街道上有不少人走出房门,大多是衣着体面的男女。
他们抬手伸向空中,指尖轻触那些飘落的雪片,脸上带着几分雀跃的笑意。
显然,这场提前降临的初雪,是许多人期盼已久的。
拜伦付了车钱,拎着行李箱走下马车。
他踏着轻缓的步子,沿着街道往前走,目光扫过两侧整洁的宅院。
路边的草坪早已褪去翠绿,秋末残留的杂草与落叶,都被仔细清扫到墙角,整整齐齐堆着。
每一户人家的门前皆是如此,干净利落。
这样的整洁,倒让他想起了自己门口。
那堆杂草他始终没心思收拾,平日里倒不觉得,此刻与周遭的整洁一对比,反倒显得格外扎眼。
也许,自己回头该抽时间整理一番。
可当拜伦走到查令街13号门前时,却愣住了。
自家的草坪,干干净净,杂草与落叶被清理得一干二净,薄雪均匀地铺在短草上。
这与他记忆中那个荒芜杂乱的草坪完全不同。
拜伦正疑惑着,伸手想触碰草坪上的雪片,身后忽然传来一道憨厚的声音,喊住了他:
“拜伦先生,看来,您应该是出差回来了。”
拜伦回头,只见麦克站在院墙旁,手里握着一把扫把。
男人的身上穿着洗得发白的粗布外套,一手局促地攥着衣角,指尖还沾着些许泥土与雪水。
麦克的脸上带着腼腆的笑,眼角的皱纹挤在一起,眼神里满是恭敬与谦卑,身子微微前倾。
“麦克先生,你怎么会在这里?”
拜伦压下心底的诧异,语气缓和地问道,左手下意识地撑在黑檀木手杖上,转动着杖身。
麦克有些不好意思地挠了挠头,笑着说道:
“我找到了新的工作,就是负责这条街道各个宅院的草坪清洁。
平日里扫扫积雪、打理一下枯枝,也算不闲着。”
拜伦嘴角上扬,却因掌心愈发明显的痒意,忍不住抽了抽:
“真好,麦克,我原本还想着冬天来了,你后续的生活会不会有困难。”
寒气之下,拜伦左手掌心的瘙痒愈发强烈。
那股熟悉的不适感,顺着掌心蔓延至手腕,让他的表情难免有些不自然。
“怎么会呢,拜伦先生。”麦克连忙摆手,“都是因为您上次给予我一笔钱,才让我没有陷入绝望。

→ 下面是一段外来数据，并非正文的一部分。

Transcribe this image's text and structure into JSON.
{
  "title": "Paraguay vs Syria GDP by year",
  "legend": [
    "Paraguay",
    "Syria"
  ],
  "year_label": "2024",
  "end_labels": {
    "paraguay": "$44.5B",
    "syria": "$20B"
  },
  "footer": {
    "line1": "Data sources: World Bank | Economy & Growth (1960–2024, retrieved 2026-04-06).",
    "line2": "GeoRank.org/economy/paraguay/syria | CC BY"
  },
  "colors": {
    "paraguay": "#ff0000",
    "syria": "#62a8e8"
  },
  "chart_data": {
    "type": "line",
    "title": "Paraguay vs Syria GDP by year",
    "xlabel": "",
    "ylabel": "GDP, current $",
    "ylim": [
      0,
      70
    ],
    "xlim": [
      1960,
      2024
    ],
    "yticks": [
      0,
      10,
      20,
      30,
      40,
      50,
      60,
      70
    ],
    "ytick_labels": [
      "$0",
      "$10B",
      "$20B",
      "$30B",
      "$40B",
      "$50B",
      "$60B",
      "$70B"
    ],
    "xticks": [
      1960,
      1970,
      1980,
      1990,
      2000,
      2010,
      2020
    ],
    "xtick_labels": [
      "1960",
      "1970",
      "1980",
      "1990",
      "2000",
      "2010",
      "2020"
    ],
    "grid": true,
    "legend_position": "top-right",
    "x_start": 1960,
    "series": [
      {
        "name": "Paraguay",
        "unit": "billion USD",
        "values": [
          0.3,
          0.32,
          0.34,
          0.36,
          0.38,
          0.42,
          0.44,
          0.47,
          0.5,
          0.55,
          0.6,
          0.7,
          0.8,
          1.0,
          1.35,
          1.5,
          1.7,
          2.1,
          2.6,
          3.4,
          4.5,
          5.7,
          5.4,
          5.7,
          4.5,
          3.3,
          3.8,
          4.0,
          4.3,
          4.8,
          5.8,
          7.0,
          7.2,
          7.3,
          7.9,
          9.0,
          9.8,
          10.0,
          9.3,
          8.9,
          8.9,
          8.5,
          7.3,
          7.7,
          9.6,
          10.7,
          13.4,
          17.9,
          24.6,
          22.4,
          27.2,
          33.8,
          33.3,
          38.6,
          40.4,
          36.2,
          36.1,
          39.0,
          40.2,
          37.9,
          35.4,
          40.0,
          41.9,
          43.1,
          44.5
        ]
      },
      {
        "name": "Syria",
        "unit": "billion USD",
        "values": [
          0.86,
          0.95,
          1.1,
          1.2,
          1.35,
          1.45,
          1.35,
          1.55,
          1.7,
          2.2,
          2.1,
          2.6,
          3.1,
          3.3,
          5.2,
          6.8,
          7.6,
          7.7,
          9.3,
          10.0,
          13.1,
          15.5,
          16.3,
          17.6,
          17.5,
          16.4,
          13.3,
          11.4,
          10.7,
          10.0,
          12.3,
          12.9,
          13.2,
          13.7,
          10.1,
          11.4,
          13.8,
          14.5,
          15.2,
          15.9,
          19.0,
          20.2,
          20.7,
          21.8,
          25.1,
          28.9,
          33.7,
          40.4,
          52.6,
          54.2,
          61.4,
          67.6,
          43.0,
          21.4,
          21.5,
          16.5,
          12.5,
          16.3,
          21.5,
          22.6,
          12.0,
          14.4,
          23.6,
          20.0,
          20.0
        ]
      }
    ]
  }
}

我拿到钱后想了很久,还是放不下园艺,便花了些时间,找到了这份工作。
只是可惜入冬了,没有太多裁剪的活计,大多是清扫积雪、修剪枯枝,还有手工清除植物上的害虫和虫卵,防止开春后虫害蔓延。”
麦克说起这份工作,语气里多了几分兴致,絮絮叨叨地讲着其中的门道,眼底满是对园艺的热爱。
拜伦点头,目光落在他沾着泥土的指尖上:“听上去是很辛苦的工作。”
麦克笑了笑,语气里带着几分满足:
“不辛苦,能有份稳定的工作就很好了。